I take back what I said about Taylor Swift’s “ME!” and Shawn Mendes’ “If I Can’t Have You”: this is the song that will be inescapable for the next four months.

It’s the least you should expect from the first collaboration between two of the biggest pop stars on Earth: Ed Sheeran and Justin Bieber (Sheeran has written for Bieber, most notably his #1 song “Love Yourself”). It’s quite something for these two, especially Bieber, to launch their comebacks jointly. Both of them have the kind of chart-conquering success that neither needed the other to launch a new album. Even though his career has been sidelined by tabloid drama and a surprise marriage to Hailey Bieber (née Baldwin), Bieber can chart in the top 10 in his sleep (lest we forget that the “Despacito” remix is one of the most successful singles of all time).

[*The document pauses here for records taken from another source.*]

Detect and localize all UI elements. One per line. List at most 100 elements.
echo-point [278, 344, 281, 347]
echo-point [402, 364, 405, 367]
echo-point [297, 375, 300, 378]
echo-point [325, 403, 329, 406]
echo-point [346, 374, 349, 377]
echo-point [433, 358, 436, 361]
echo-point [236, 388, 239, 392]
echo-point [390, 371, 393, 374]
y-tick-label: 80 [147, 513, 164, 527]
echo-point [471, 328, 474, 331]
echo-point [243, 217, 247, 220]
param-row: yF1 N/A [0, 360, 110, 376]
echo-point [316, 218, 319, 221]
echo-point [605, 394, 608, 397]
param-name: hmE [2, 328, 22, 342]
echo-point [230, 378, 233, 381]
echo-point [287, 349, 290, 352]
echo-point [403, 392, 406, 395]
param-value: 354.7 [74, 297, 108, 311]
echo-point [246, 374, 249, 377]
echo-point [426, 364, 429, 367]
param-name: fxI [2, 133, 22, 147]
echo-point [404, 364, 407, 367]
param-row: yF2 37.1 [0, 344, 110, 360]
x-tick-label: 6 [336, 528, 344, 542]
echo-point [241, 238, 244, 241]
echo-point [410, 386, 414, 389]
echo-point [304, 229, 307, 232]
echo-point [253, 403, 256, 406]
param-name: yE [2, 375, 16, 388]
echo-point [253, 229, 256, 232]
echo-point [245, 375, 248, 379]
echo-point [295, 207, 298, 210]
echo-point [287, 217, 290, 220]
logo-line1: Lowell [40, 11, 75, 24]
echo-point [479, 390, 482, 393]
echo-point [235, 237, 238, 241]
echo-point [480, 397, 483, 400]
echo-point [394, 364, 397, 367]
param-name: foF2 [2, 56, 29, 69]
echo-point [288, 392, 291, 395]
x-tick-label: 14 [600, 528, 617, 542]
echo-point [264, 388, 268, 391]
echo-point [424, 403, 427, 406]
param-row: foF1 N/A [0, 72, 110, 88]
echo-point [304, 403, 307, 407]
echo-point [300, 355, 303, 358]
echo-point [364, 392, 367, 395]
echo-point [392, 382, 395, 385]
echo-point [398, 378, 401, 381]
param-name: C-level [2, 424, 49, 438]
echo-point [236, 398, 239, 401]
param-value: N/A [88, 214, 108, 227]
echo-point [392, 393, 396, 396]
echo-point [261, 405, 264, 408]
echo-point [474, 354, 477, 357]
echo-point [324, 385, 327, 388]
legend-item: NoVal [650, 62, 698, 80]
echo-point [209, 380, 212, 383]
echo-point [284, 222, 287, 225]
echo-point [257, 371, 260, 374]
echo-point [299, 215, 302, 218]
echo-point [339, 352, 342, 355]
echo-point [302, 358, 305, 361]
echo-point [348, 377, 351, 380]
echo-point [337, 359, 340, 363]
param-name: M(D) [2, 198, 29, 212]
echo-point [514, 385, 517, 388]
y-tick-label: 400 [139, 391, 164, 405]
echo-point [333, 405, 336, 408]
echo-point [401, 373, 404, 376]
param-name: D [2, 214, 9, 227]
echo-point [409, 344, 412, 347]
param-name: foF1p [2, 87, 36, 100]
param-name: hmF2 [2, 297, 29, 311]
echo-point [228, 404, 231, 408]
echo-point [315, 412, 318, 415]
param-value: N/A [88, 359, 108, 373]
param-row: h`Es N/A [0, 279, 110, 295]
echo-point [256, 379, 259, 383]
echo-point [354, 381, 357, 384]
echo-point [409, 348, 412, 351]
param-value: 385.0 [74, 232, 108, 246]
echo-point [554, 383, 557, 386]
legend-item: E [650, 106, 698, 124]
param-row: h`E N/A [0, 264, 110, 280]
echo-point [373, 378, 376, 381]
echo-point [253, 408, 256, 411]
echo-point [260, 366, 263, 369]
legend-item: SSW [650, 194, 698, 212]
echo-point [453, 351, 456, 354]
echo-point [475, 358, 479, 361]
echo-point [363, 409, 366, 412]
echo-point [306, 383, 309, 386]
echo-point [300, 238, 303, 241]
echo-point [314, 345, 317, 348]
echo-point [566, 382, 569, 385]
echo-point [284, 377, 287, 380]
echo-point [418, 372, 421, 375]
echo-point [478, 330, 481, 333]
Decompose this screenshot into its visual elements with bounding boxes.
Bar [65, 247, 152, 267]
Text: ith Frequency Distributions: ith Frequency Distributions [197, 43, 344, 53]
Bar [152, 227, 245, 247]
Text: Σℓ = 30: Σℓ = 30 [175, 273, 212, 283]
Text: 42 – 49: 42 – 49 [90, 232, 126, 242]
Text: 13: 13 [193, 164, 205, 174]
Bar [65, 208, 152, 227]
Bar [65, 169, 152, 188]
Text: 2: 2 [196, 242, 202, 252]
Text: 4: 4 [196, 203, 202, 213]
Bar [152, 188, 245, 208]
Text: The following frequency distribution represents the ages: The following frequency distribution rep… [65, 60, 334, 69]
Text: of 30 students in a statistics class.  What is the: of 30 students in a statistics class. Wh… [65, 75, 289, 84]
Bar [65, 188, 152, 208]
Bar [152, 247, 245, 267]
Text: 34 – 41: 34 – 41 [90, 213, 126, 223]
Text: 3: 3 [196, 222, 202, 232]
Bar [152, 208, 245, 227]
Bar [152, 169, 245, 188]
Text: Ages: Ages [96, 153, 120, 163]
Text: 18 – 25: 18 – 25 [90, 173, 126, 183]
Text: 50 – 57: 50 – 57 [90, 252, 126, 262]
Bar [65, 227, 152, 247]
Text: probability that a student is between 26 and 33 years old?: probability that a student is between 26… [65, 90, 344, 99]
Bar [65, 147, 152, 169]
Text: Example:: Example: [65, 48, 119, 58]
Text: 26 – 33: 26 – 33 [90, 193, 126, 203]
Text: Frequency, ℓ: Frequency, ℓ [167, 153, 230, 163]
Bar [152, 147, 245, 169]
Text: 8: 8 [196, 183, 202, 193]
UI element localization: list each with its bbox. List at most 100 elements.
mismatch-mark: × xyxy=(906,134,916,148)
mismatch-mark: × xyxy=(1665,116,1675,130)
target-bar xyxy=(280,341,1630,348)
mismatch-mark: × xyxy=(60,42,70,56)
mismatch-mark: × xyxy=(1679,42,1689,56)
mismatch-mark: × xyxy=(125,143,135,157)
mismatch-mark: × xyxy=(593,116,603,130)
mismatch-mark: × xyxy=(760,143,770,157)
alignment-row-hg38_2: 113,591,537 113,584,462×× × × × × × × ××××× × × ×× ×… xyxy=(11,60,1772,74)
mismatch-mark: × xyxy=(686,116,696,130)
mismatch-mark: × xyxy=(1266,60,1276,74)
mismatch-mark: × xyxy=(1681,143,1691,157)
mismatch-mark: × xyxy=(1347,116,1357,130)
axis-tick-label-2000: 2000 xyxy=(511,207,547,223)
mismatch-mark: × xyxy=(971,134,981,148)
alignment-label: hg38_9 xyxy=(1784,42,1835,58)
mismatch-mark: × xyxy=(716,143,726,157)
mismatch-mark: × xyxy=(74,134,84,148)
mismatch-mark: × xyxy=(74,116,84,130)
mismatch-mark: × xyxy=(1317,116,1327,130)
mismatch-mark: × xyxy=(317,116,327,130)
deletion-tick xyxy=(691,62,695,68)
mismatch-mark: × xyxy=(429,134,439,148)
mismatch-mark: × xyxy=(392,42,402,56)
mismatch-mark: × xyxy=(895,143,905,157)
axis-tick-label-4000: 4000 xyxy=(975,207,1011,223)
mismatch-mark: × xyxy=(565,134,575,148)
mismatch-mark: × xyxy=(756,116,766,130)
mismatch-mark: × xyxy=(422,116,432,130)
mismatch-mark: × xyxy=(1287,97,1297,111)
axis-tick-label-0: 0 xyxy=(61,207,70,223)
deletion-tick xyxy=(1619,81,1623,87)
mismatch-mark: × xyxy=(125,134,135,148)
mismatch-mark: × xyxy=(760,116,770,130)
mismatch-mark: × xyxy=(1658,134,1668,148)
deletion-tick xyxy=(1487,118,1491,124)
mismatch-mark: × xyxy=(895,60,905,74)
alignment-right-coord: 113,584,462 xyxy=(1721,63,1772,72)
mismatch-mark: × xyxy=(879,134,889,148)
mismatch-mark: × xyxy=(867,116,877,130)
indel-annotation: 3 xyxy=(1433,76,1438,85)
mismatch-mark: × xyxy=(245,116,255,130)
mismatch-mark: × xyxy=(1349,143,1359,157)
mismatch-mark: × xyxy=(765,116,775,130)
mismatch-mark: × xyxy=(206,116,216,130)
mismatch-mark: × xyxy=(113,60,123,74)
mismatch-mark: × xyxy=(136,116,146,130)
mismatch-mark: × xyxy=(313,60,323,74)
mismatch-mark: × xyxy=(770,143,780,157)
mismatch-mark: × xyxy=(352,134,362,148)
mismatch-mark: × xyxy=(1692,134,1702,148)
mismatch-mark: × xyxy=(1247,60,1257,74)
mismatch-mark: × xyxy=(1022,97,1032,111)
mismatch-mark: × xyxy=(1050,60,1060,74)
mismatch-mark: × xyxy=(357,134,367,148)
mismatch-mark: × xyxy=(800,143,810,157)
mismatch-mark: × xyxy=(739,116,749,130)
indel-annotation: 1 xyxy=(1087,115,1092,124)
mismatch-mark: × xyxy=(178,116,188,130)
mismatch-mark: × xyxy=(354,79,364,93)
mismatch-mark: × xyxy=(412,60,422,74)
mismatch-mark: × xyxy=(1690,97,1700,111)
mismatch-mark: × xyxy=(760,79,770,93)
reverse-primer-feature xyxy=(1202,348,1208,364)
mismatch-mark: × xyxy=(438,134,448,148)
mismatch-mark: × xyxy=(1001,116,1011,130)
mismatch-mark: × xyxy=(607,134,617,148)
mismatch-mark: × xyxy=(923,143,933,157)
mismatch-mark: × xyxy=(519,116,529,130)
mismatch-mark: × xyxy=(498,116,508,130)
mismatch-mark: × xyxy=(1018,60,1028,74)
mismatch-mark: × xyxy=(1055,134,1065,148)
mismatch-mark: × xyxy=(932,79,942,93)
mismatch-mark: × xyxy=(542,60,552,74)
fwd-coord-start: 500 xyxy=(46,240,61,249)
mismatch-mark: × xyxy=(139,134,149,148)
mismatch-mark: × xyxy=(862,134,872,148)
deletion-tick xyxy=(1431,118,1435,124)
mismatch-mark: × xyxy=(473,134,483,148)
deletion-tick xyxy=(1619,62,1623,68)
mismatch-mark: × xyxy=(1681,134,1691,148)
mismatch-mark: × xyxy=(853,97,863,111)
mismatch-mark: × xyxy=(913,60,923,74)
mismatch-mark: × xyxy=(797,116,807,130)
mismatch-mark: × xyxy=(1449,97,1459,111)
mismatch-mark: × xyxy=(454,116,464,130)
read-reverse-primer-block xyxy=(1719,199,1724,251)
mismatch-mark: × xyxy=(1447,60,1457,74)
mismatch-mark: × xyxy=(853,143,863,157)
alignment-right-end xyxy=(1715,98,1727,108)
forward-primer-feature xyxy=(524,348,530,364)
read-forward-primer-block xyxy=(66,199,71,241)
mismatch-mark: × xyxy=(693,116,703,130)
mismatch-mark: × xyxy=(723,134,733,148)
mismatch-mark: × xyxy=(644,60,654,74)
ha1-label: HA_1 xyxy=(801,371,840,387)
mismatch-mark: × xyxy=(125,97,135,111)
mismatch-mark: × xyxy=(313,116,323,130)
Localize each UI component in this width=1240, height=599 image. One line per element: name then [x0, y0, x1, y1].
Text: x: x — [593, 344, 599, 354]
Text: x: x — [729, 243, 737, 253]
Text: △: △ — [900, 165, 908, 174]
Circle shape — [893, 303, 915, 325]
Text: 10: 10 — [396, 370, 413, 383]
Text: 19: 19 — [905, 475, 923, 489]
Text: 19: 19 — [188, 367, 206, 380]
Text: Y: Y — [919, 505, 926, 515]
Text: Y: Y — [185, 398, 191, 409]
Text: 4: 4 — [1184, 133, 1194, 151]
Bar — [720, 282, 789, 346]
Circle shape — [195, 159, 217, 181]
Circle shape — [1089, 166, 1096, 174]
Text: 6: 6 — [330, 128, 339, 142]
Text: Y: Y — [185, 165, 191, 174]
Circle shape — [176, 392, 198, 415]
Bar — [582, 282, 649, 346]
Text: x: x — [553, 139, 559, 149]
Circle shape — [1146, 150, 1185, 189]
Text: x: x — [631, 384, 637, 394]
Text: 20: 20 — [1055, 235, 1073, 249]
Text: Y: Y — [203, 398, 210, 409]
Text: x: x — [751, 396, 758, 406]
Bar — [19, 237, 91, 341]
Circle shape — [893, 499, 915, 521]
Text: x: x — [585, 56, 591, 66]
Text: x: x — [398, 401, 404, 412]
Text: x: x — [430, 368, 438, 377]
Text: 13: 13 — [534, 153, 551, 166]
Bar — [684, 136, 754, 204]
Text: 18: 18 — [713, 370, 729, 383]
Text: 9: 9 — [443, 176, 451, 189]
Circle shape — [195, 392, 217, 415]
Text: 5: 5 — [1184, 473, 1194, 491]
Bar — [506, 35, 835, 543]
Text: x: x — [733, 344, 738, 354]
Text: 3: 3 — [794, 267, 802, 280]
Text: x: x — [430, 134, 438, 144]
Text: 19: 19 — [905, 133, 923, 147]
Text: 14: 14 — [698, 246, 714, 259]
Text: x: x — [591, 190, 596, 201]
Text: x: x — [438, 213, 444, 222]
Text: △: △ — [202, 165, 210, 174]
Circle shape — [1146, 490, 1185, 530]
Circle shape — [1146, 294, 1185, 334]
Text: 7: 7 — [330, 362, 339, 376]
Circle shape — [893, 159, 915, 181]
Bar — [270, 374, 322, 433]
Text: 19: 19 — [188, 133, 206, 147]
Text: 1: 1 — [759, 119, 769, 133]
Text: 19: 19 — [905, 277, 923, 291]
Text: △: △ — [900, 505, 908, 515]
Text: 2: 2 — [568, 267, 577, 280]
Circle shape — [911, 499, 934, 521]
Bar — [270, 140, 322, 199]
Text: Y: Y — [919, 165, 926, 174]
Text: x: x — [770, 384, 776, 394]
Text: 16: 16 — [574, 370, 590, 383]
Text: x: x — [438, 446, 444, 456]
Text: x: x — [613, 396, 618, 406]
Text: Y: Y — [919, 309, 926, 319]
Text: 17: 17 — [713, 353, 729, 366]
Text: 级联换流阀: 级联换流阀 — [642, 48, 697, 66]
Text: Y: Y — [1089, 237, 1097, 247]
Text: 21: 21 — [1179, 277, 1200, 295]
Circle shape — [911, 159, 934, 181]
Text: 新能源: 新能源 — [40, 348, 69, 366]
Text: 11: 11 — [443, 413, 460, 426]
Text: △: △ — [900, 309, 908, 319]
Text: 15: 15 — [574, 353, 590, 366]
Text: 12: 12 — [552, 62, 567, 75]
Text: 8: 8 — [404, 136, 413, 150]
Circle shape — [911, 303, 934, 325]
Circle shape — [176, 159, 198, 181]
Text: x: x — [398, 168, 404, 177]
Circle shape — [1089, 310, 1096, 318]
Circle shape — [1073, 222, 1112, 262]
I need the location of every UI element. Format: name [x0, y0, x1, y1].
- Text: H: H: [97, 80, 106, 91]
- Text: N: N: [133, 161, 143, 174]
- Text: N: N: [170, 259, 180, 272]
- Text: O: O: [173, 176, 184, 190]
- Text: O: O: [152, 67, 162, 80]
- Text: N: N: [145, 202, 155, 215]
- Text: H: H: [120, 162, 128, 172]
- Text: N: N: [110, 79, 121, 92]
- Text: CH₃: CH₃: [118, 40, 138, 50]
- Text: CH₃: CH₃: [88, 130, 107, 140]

Mutually assured preservation certainly takes the edge off, a sensation that permeates through “I Don’t Care”. The song is effortless, in the sense that neither are really trying. Both Sheeran and Bieber have done the breezy vibes and dancehall-very-lite sounds before, setting the course of mainstream pop with “Shape of You” and “Sorry” respectively. In comparison, “I Don’t Care” sounds like something they could’ve made in their sleep. That might actually be a possibility, considering it’s quite difficult to discern at times which superstar is singing which verse. Their voices do work together, so well that you wonder whether it needed to be a duet at all. Bieber is the stronger vocalist here, but neither claim any ownership, or even presence. The lyrics are its most interesting part, as these two stars express their unease and anxiety attending a party (a sentiment that Alessia Cara rode to a Grammy win four years ago). There’s something intriguing there, especially in Bieber’s case with his fairly open mental health struggles, but “I Don’t Care” doesn’t follow through, basically throwing hands in the air and gliding into that earworm of a chorus.

“I Don’t Care” is thoroughly unremarkable, but it is also damn catchy, in an easy, inoffensive way. It’s more immediate that “Shape of You”, and probably involved more of Bieber than “Despacito” and his later singles did. Such a huge collaboration should feel more impactful, or at least unique. However, it is enjoyable enough to rule radio, streaming and music charts at least until September, after which we will move on and likely forget it ever existed. With more mainstream artists trying less and less, “I Don’t Care” might be the best case scenario.